ひとりは3つ下で、小さい頃から書道をしている。小学校に入学したばかりの頃「この子の字は、誰にも読めない」と家族中がびっくりして慌てて書道教室に通わせたら、それが大ハマりで、高校大学と書道部に所属して書道パフォーマンスなんかもやってのけるようになってしまった。今では親戚中の冠婚葬祭で文字を書いている。

もうひとりは7つ下で、小さい頃からピアノをしている。昔からピアノが趣味だった母がわたしと妹にもピアノを教えてくれたんだけど、全くもって上達しないもんだから、一番下の妹にすべてを託したら、あれとあれよという間に音大付属の高校に進学してしまって、今ではピアノ課に通う音大生。高校入学のタイミングで地方から上京する程度には、ピアノが上手い。

そんな彼女たちの話をしていると、彼から「で、sanmariは、なにが得意なの?」と尋ねられたのだ。

大学で吹奏楽部に所属する程度にクラリネットが吹けて、大学院に進学できる程度に勉強ができて、その専門分野を手話で学ぶことができる程度には手話ができる。でもどれも「得意」と胸を張って言えるようなものではない。
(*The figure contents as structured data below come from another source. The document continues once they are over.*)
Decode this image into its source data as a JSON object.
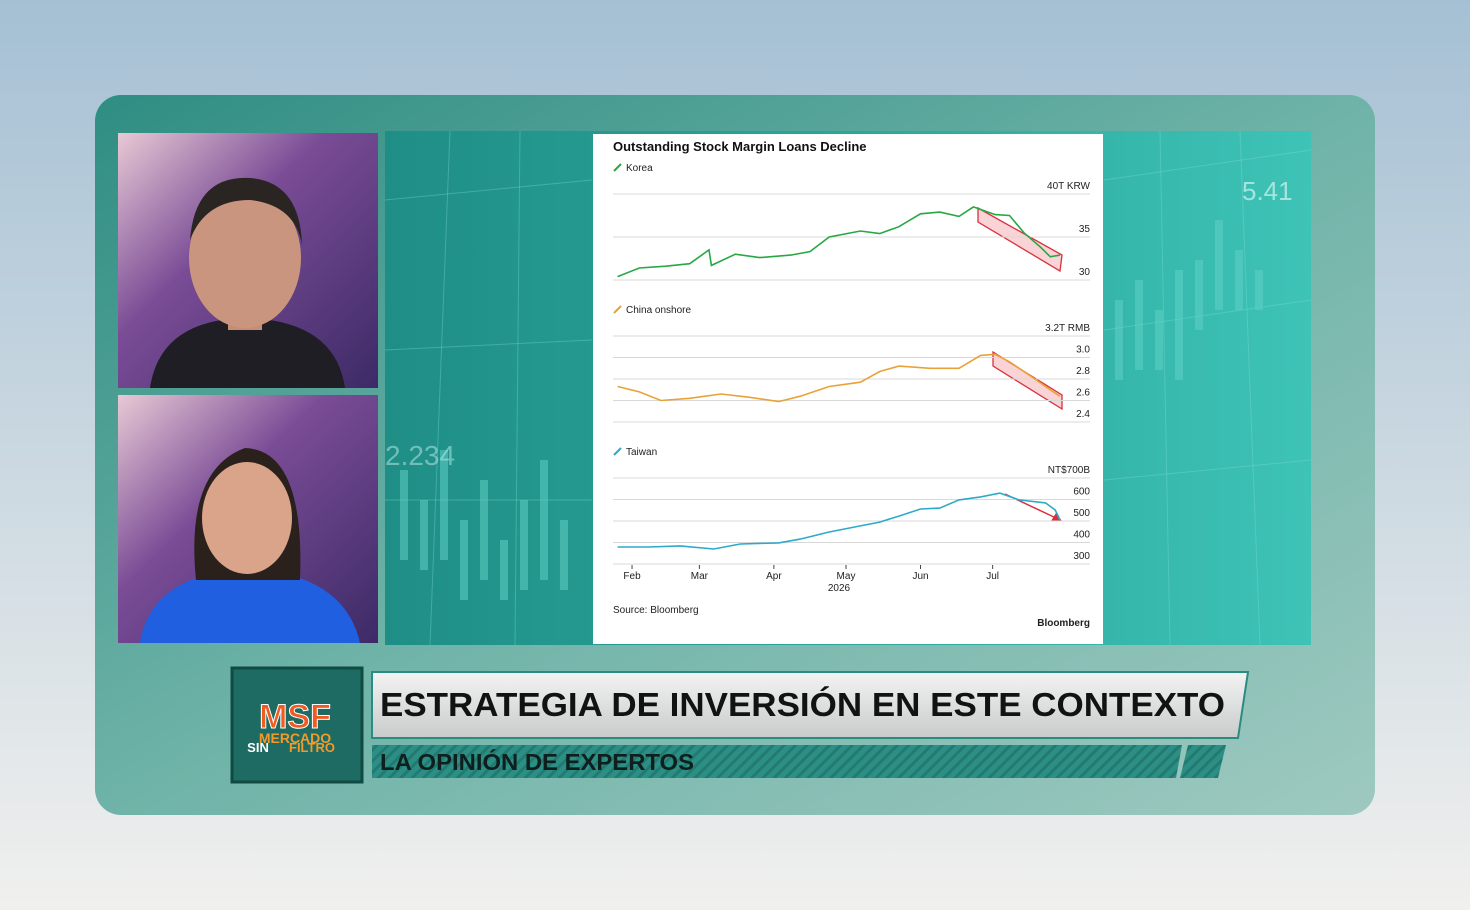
{
  "broadcast": {
    "headline": "ESTRATEGIA DE INVERSIÓN EN ESTE CONTEXTO",
    "subheadline": "LA OPINIÓN DE EXPERTOS",
    "logo": {
      "main": "MSF",
      "line1": "MERCADO",
      "line2_a": "SIN",
      "line2_b": "FILTRO"
    },
    "background_labels": [
      "5.41",
      "2.234"
    ]
  },
  "chart_notes": {
    "source": "Source: Bloomberg",
    "brand": "Bloomberg"
  },
  "chart_data": [
    {
      "type": "line",
      "title": "Outstanding Stock Margin Loans Decline",
      "series": [
        {
          "name": "Korea",
          "color": "#27a844",
          "x": [
            26,
            35,
            46,
            56,
            64,
            65,
            75,
            85,
            98,
            106,
            114,
            127,
            135,
            143,
            152,
            160,
            168,
            174,
            183,
            189,
            195,
            202,
            206,
            210
          ],
          "values": [
            30.4,
            31.4,
            31.6,
            31.9,
            33.5,
            31.7,
            33.0,
            32.6,
            32.9,
            33.3,
            35.0,
            35.7,
            35.4,
            36.2,
            37.7,
            37.9,
            37.4,
            38.5,
            37.6,
            37.5,
            35.5,
            33.8,
            32.7,
            32.9
          ]
        }
      ],
      "xlim": [
        22,
        220
      ],
      "ylim": [
        30,
        40
      ],
      "yticks": [
        {
          "value": 40,
          "label": "40T KRW"
        },
        35,
        30
      ],
      "grid": true
    },
    {
      "type": "line",
      "series": [
        {
          "name": "China onshore",
          "color": "#e9a237",
          "x": [
            26,
            35,
            44,
            56,
            69,
            81,
            93,
            102,
            114,
            127,
            135,
            143,
            156,
            168,
            177,
            183,
            189,
            197,
            206,
            210
          ],
          "values": [
            2.73,
            2.68,
            2.6,
            2.62,
            2.66,
            2.63,
            2.59,
            2.64,
            2.73,
            2.77,
            2.87,
            2.92,
            2.9,
            2.9,
            3.02,
            3.03,
            2.96,
            2.84,
            2.7,
            2.64
          ]
        }
      ],
      "xlim": [
        22,
        220
      ],
      "ylim": [
        2.4,
        3.2
      ],
      "yticks": [
        {
          "value": 3.2,
          "label": "3.2T RMB"
        },
        {
          "value": 3.0,
          "label": "3.0"
        },
        2.8,
        2.6,
        2.4
      ],
      "grid": true
    },
    {
      "type": "line",
      "series": [
        {
          "name": "Taiwan",
          "color": "#2eaac8",
          "x": [
            26,
            39,
            52,
            66,
            77,
            93,
            102,
            114,
            127,
            135,
            143,
            152,
            160,
            168,
            177,
            185,
            193,
            204,
            208,
            210
          ],
          "values": [
            379,
            379,
            384,
            370,
            393,
            398,
            416,
            449,
            477,
            495,
            523,
            556,
            560,
            598,
            612,
            630,
            598,
            584,
            551,
            505
          ]
        }
      ],
      "xlim": [
        22,
        220
      ],
      "ylim": [
        300,
        700
      ],
      "yticks": [
        {
          "value": 700,
          "label": "NT$700B"
        },
        600,
        500,
        400,
        300
      ],
      "grid": true,
      "xticks": [
        {
          "value": 32,
          "label": "Feb"
        },
        {
          "value": 60,
          "label": "Mar"
        },
        {
          "value": 91,
          "label": "Apr"
        },
        {
          "value": 121,
          "label": "May"
        },
        {
          "value": 152,
          "label": "Jun"
        },
        {
          "value": 182,
          "label": "Jul"
        }
      ],
      "xlabel": "2026"
    }
  ]
}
そう思うと何も答えられなくて、黙り込んでしまった。沈黙の中、これはまずいことを聞いてしまったのかと思ったのだろう。彼は笑いながら「でも、sanmariは手話が得意じゃん」なんて言ってくれたけれど、わたしの心はモヤモヤとしたまま。あの夜は確か「わたしも、一芸が欲しいんだよねぇ…」と呟いて、そのまま眠りについた。

あれから数年。今日のお稽古で先生から「あなたのご姉妹は、どんなことをされるの?」と尋ねられて、彼に話したときのように2人のことを話した。

そして、「わたしも、ずっと、一芸が欲しかったんです」と続けた。

すると先生はにこにこと「欲しかったってことは、このお茶があなたの一芸になってきているのね。もう、着付けもできるようになったし、お茶もたてられるじゃない。これからの成長が、とても楽しみだわ。」と言って、最後の一口を吸い切った。

小さい頃からずっと欲しいと願い続けてきたそれは、もうすぐそこまで、遅咲きでやってきているのかもしれない。